评分: 5置信度: 42023-11-04

This paper proposes a framework for training and evaluating RL-based recommender systems, which uses large language models (LLMs) to simulate human behavior and rate recommended items.

优点

The paper proposes a user simulation framework based on large language models, which can alleviate the problems of data scarcity and model evaluation for reinforcement learning based recommender system.
The paper designs a flexible and extensible environment based on reinforcement learning principles, which can interact with different LLMs and recommendation strategies.
The paper provides a modular framework and open-source code, which is a valuable tool for the recommender system domain. It helps researchers and developers to train and evaluate reinforcement learning based recommender systems without real user interactions.

缺点

The manuscript could benefit from more robust experimental support. The absence of comparisons with other simulation algorithms may impact the persuasiveness of the paper.
The paper appears to lack some key experiments that validate the effectiveness and advantages of RL training in the proposed environment. While the paper presents ablation studies on different components of the environment, it does not compare the RL-based recommender system with other baselines or state-of-the-art methods on real user data or benchmark datasets. It would be advantageous if the authors could include such experimental validations in future research.
The use of LLMs to generate synthetic users is an innovative approach that leverages the powerful capabilities of LLMs to simulate human behavior and preferences. However, the paper does not evaluate the quality and diversity of the user generation, nor does it compare it with real user data. This could potentially lead to biases and inaccuracies in the simulation. It would be beneficial if the authors could delve deeper into this aspect in future research.
The related work section of the paper seems too general and lacks precision. It does not adequately highlight the differences and connections between their work and existing research. It would be advantageous if the authors could elaborate more on the relationship and uniqueness of their work in relation to existing research, to enhance the depth and breadth of the paper.

问题

Can the author provide a distribution chart for scores predicted by LLMs and actual scores? The numbers reported in the table do not provide an intuitive image. On the other hand, it is more important to focus not on the overall score distribution, but on the differences in scoring for each item (it is possible for the overall score distribution to be the same, but with significant differences in individual item scores).
What is the difference between the last two rows in Table 1? Is it a type error?
Comparing rows 3-8 in Table 1 with the 9th row, it can be observed that the model is very good at distinguishing between High and Low Ratings on a scale of 0-9. However, when the score scale changes to 1-10, there is a significant decrease in performance. Does this indicate that the model can only identify very poor items? (0 score)
I suggest the author showcases the performance of several traditional models and conventional RL methods, under your reward metric (Figure .4a)

2023-11-20

Can the author provide a distribution chart for scores predicted by LLMs and actual scores? The numbers reported in the table do not provide an intuitive image. On the other hand, it is more important to focus not on the overall score distribution, but on the differences in scoring for each item (it is possible for the overall score distribution to be the same, but with significant differences in individual item scores).

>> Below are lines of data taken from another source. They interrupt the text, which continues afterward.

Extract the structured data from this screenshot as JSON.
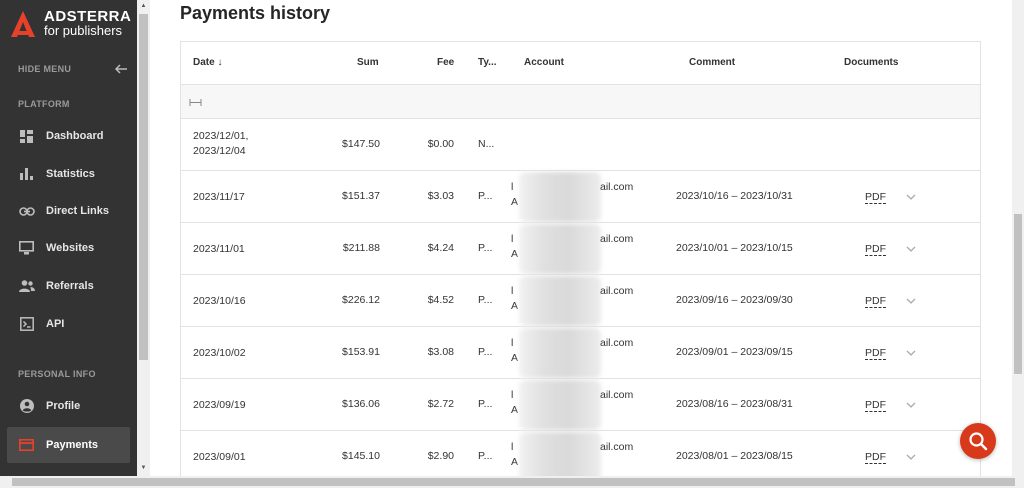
{
  "brand": {
    "title": "ADSTERRA",
    "subtitle": "for publishers",
    "accent": "#e8412a"
  },
  "sidebar": {
    "hide_menu": "HIDE MENU",
    "platform_label": "PLATFORM",
    "platform_items": [
      {
        "label": "Dashboard",
        "icon": "dashboard-icon"
      },
      {
        "label": "Statistics",
        "icon": "bar-chart-icon"
      },
      {
        "label": "Direct Links",
        "icon": "link-icon"
      },
      {
        "label": "Websites",
        "icon": "monitor-icon"
      },
      {
        "label": "Referrals",
        "icon": "users-icon"
      },
      {
        "label": "API",
        "icon": "terminal-icon"
      }
    ],
    "personal_label": "PERSONAL INFO",
    "personal_items": [
      {
        "label": "Profile",
        "icon": "profile-icon"
      },
      {
        "label": "Payments",
        "icon": "card-icon",
        "active": true
      }
    ]
  },
  "main": {
    "title": "Payments history",
    "columns": {
      "date": "Date ↓",
      "sum": "Sum",
      "fee": "Fee",
      "type": "Ty...",
      "account": "Account",
      "comment": "Comment",
      "documents": "Documents"
    },
    "rows": [
      {
        "date1": "2023/12/01,",
        "date2": "2023/12/04",
        "sum": "$147.50",
        "fee": "$0.00",
        "type": "N...",
        "account_pre": "",
        "account_suffix": "",
        "comment": "",
        "doc": ""
      },
      {
        "date1": "2023/11/17",
        "sum": "$151.37",
        "fee": "$3.03",
        "type": "P...",
        "account_pre1": "l",
        "account_pre2": "A",
        "account_suffix": "ail.com",
        "comment": "2023/10/16 – 2023/10/31",
        "doc": "PDF"
      },
      {
        "date1": "2023/11/01",
        "sum": "$211.88",
        "fee": "$4.24",
        "type": "P...",
        "account_pre1": "l",
        "account_pre2": "A",
        "account_suffix": "ail.com",
        "comment": "2023/10/01 – 2023/10/15",
        "doc": "PDF"
      },
      {
        "date1": "2023/10/16",
        "sum": "$226.12",
        "fee": "$4.52",
        "type": "P...",
        "account_pre1": "l",
        "account_pre2": "A",
        "account_suffix": "ail.com",
        "comment": "2023/09/16 – 2023/09/30",
        "doc": "PDF"
      },
      {
        "date1": "2023/10/02",
        "sum": "$153.91",
        "fee": "$3.08",
        "type": "P...",
        "account_pre1": "l",
        "account_pre2": "A",
        "account_suffix": "ail.com",
        "comment": "2023/09/01 – 2023/09/15",
        "doc": "PDF"
      },
      {
        "date1": "2023/09/19",
        "sum": "$136.06",
        "fee": "$2.72",
        "type": "P...",
        "account_pre1": "l",
        "account_pre2": "A",
        "account_suffix": "ail.com",
        "comment": "2023/08/16 – 2023/08/31",
        "doc": "PDF"
      },
      {
        "date1": "2023/09/01",
        "sum": "$145.10",
        "fee": "$2.90",
        "type": "P...",
        "account_pre1": "l",
        "account_pre2": "A",
        "account_suffix": "ail.com",
        "comment": "2023/08/01 – 2023/08/15",
        "doc": "PDF"
      }
    ]
  },
  "chat_icon": "search-chat-icon"
}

We have added a graph of the score probability distribution in Figure 5 (Appendix D.1) of the revised manuscript.

What is the difference between the last two rows in Table 1? Is it a type error?

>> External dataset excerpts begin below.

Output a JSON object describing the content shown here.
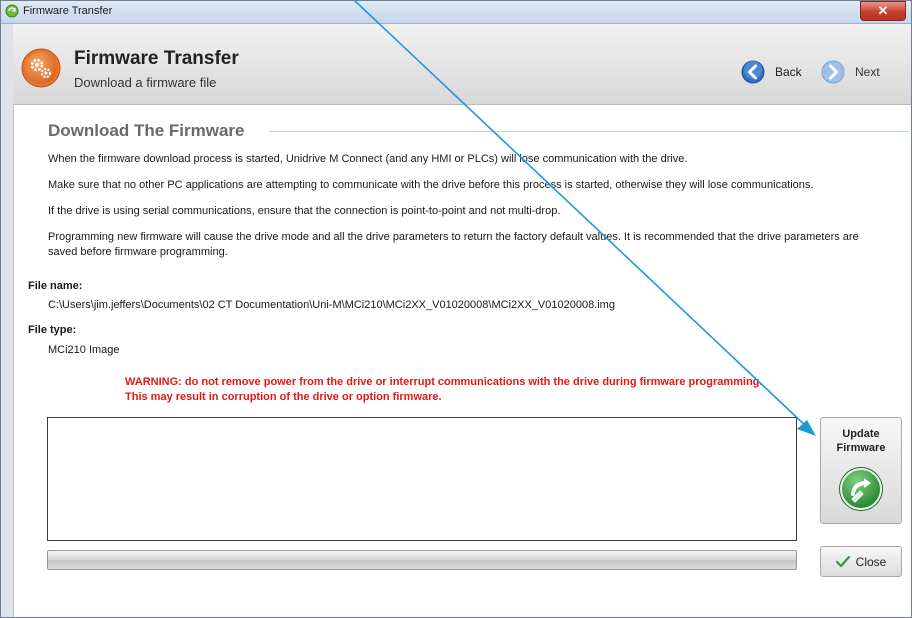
{
  "window": {
    "title": "Firmware Transfer",
    "close_glyph": "✕"
  },
  "header": {
    "title": "Firmware Transfer",
    "subtitle": "Download a firmware file",
    "back_label": "Back",
    "next_label": "Next",
    "icon": "gears-icon"
  },
  "content": {
    "section_title": "Download The Firmware",
    "paragraphs": [
      "When the firmware download process is started, Unidrive M Connect (and any HMI or PLCs) will lose communication with the drive.",
      "Make sure that no other PC applications are attempting to communicate with the drive before this process is started, otherwise they will lose communications.",
      "If the drive is using serial communications, ensure that the connection is point-to-point and not multi-drop.",
      "Programming new firmware will cause the drive mode and all the drive parameters to return the factory default values. It is recommended that the drive parameters are saved before firmware programming."
    ],
    "file_name_label": "File name:",
    "file_name_value": "C:\\Users\\jim.jeffers\\Documents\\02 CT Documentation\\Uni-M\\MCi210\\MCi2XX_V01020008\\MCi2XX_V01020008.img",
    "file_type_label": "File type:",
    "file_type_value": "MCi210 Image",
    "warning": "WARNING: do not remove power from the drive or interrupt communications with the drive during firmware programming. This may result in corruption of the drive or option firmware."
  },
  "actions": {
    "update_label_line1": "Update",
    "update_label_line2": "Firmware",
    "close_label": "Close"
  },
  "progress": {
    "value": 0
  },
  "colors": {
    "warning": "#e01818",
    "accent_arrow": "#1c9ad6",
    "header_icon": "#e8742e",
    "update_icon": "#2e9b3c"
  }
}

Not an error, these are two different strategies of prompting, in one case “1-10” refers to the digits between “1” and “10” in the prompt, while “one-ten” refers to ratings in the prompt which were written in words (“one”, “two”, “three”, ..., “ten”) (cf. 4th paragraph section 4.1). We have updated the table captions to better reflect this in the revised manuscript.

Comparing rows 3-8 in Table 1 with the 9th row, it can be observed that the model is very good at distinguishing between High and Low Ratings on a scale of 0-9. However, when the score scale changes to 1-10, there is a significant decrease in performance. Does this indicate that the model can only identify very poor items? (0 score)

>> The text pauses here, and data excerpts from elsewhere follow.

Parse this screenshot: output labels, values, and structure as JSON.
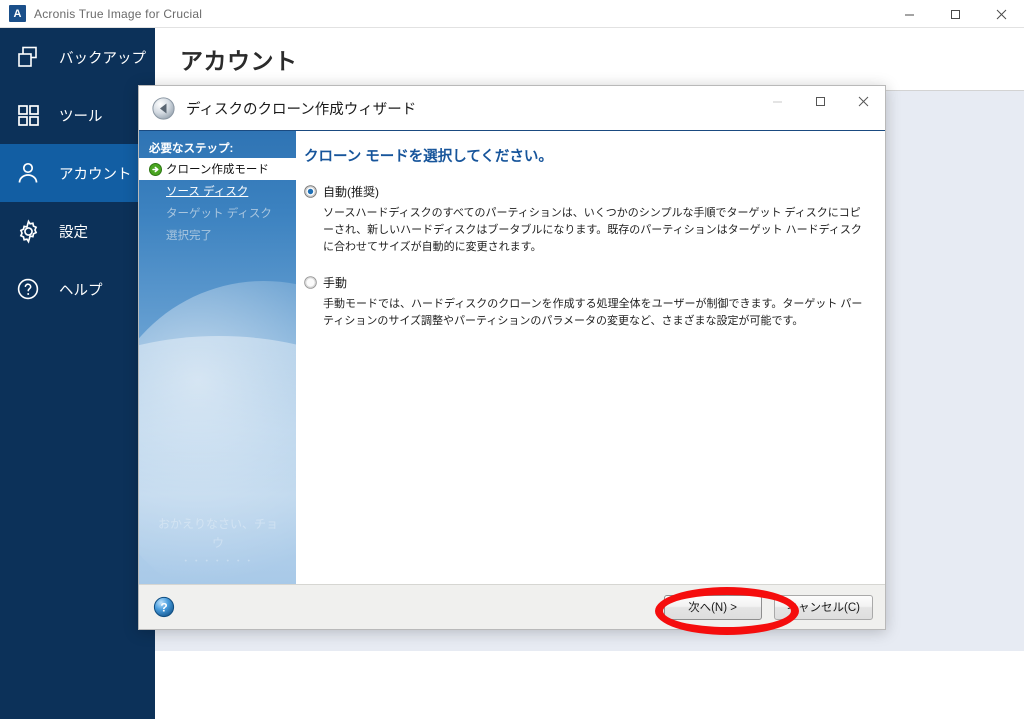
{
  "window": {
    "app_title": "Acronis True Image for Crucial",
    "logo_letter": "A",
    "controls": {
      "minimize": "minimize-icon",
      "maximize": "maximize-icon",
      "close": "close-icon"
    }
  },
  "sidebar": {
    "items": [
      {
        "label": "バックアップ",
        "icon": "backup-copies-icon",
        "selected": false
      },
      {
        "label": "ツール",
        "icon": "tools-grid-icon",
        "selected": false
      },
      {
        "label": "アカウント",
        "icon": "account-person-icon",
        "selected": true
      },
      {
        "label": "設定",
        "icon": "settings-gear-icon",
        "selected": false
      },
      {
        "label": "ヘルプ",
        "icon": "help-question-icon",
        "selected": false
      }
    ]
  },
  "page": {
    "title": "アカウント"
  },
  "dialog": {
    "title": "ディスクのクローン作成ウィザード",
    "back_icon": "back-arrow-icon",
    "controls": {
      "minimize": "minimize-icon",
      "maximize": "maximize-icon",
      "close": "close-icon"
    },
    "steps": {
      "header": "必要なステップ:",
      "items": [
        {
          "label": "クローン作成モード",
          "state": "current",
          "icon": "green-arrow-icon"
        },
        {
          "label": "ソース ディスク",
          "state": "link"
        },
        {
          "label": "ターゲット ディスク",
          "state": "disabled"
        },
        {
          "label": "選択完了",
          "state": "disabled"
        }
      ],
      "watermark_line1": "おかえりなさい、チョウ",
      "watermark_line2": "・・・・・・・"
    },
    "content": {
      "heading": "クローン モードを選択してください。",
      "options": [
        {
          "label": "自動(推奨)",
          "selected": true,
          "description": "ソースハードディスクのすべてのパーティションは、いくつかのシンプルな手順でターゲット ディスクにコピーされ、新しいハードディスクはブータブルになります。既存のパーティションはターゲット ハードディスクに合わせてサイズが自動的に変更されます。"
        },
        {
          "label": "手動",
          "selected": false,
          "description": "手動モードでは、ハードディスクのクローンを作成する処理全体をユーザーが制御できます。ターゲット パーティションのサイズ調整やパーティションのパラメータの変更など、さまざまな設定が可能です。"
        }
      ]
    },
    "footer": {
      "help_icon": "help-globe-icon",
      "next_label": "次へ(N) >",
      "cancel_label": "キャンセル(C)"
    }
  },
  "annotation": {
    "shape": "red-ellipse-highlight",
    "target": "next-button",
    "color": "#f50d0d"
  },
  "colors": {
    "sidebar_bg": "#0c3159",
    "sidebar_selected": "#125ea3",
    "content_bg": "#e7ebf3",
    "heading_blue": "#17559b",
    "annotation_red": "#f50d0d"
  }
}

We found this to be an interesting problem. We believe this is related to the ambiguity of the tokenization, however, we were unable to find any research discussing this issue. In general, the 0-9 scale performs much better than the 1-10 scale in almost all of our experiments, mainly because the token “10”, which represents the best score, can be tokenized in 2 ways, either the token “10” directly or the token “1” and then the token “0” (cf. 4th paragraph section 4.1). In these experiments, the 0-9 scale outperforms the 1-10 scale significantly. This is because, in the 0-9 scale, when the language model assigns a high rating, it directly corresponds to the token “9”. In contrast, in the 1-10 scale, the model occasionally generates the rating “10” by producing the digits “1” and “0” separately, whereas, in some cases, the model generates the EOS-token after computing the token “1”, leading the model to obtain a high loss since it predicted score (1) compared to the true score (10).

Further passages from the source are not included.